Wes Copeland, executive director of the Center for the Arts and Sciences and Brazosport Fine Arts Council, told the Lake Jackson City Council on Nov. 3 that the organization is intensifying efforts to draw visitors and support local hotels.
Copeland said the center houses multiple programs — including Brazosport Center Stages, the Brazosport Museum of Natural Science, a full-dome (BASF) planetarium, the Brazosport Art League and the Brazosport Symphony Orchestra — and provides administrative and marketing support to maintain cultural activity in the region. “It is my absolute honor and privilege to be the executive director of the Center for the Arts and Sciences and Brazosport Fine Arts Council,” Copeland said.
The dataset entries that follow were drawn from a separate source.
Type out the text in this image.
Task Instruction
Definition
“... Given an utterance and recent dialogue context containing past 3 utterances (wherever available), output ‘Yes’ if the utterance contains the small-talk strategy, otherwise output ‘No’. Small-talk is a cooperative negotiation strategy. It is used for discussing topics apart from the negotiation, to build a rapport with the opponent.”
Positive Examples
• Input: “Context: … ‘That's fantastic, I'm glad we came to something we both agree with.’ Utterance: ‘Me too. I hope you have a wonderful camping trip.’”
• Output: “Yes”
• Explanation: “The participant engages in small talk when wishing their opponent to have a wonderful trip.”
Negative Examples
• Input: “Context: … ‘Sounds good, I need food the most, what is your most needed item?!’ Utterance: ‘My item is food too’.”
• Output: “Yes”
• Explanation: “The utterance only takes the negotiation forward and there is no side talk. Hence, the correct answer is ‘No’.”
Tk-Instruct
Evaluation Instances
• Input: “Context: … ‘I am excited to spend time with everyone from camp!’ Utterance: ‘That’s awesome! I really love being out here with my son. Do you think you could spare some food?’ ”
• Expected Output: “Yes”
Why it matters: Copeland framed the center’s work as an economic as well as cultural driver, saying tourism generated by the center helps local hotels and businesses. He described a hotel-relations campaign that distributes monthly event lists to lodging operators and uses outreach to encourage visitors to stay locally.
Copeland provided event-origin statistics collected by the organization: about 30% of museum visitors come from outside the county during regular business hours; Center Stages productions average about 19% out-of-county attendees; and the Elizabethan Madrigal Feast draws about 25% of its audience from outside the county. He said those figures support the center’s hotel-occupancy-tax-funded programming.
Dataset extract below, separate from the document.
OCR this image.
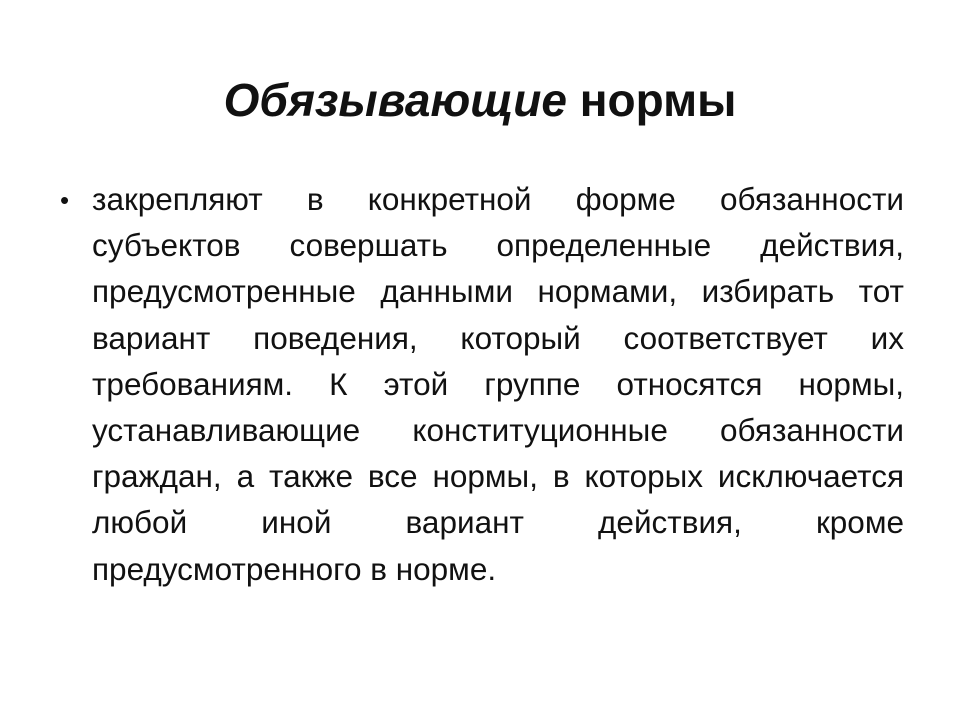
Обязывающие нормы
• закрепляют в конкретной форме обязанности субъектов совершать определенные действия, предусмотренные данными нормами, избирать тот вариант поведения, который соответствует их требованиям. К этой группе относятся нормы, устанавливающие конституционные обязанности граждан, а также все нормы, в которых исключается любой иной вариант действия, кроме предусмотренного в норме.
The council heard that the Brazosport Symphony Orchestra recently became an official program of the Brazosport Fine Arts Council and received a Texas Commission on the Arts grant to support marketing for a February concert, which the presenter said is intended to attract out-of-town guests.
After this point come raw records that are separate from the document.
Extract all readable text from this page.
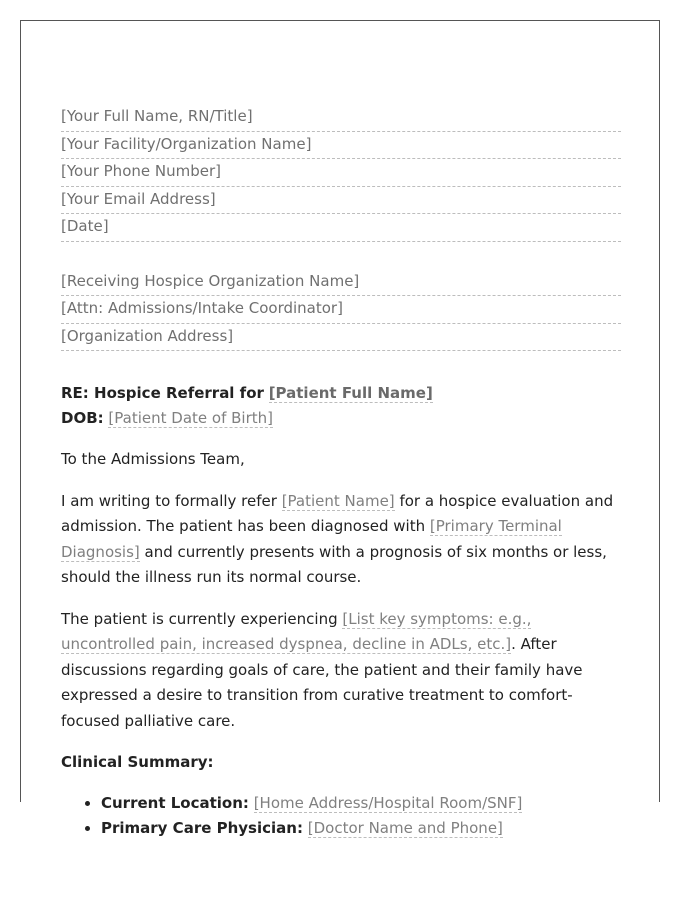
[Your Full Name, RN/Title]
[Your Facility/Organization Name]
[Your Phone Number]
[Your Email Address]
[Date]
[Receiving Hospice Organization Name]
[Attn: Admissions/Intake Coordinator]
[Organization Address]
RE: Hospice Referral for [Patient Full Name]
DOB: [Patient Date of Birth]

To the Admissions Team,

I am writing to formally refer [Patient Name] for a hospice evaluation and admission. The patient has been diagnosed with [Primary Terminal Diagnosis] and currently presents with a prognosis of six months or less, should the illness run its normal course.

The patient is currently experiencing [List key symptoms: e.g., uncontrolled pain, increased dyspnea, decline in ADLs, etc.]. After discussions regarding goals of care, the patient and their family have expressed a desire to transition from curative treatment to comfort-focused palliative care.

Clinical Summary:
• Current Location: [Home Address/Hospital Room/SNF]
• Primary Care Physician: [Doctor Name and Phone]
Copeland said the organization is preparing a three-year visioning roadmap, expanding evening hours at the museum and art league on select days, and hiring professional leadership and an advancement director to diversify funding. He also announced plans for a 50th-anniversary celebration marking the center’s opening on Aug. 15, 1976.
Council members thanked Copeland and volunteers for the long history of arts volunteerism in Lake Jackson. No formal council action was taken on the presentation.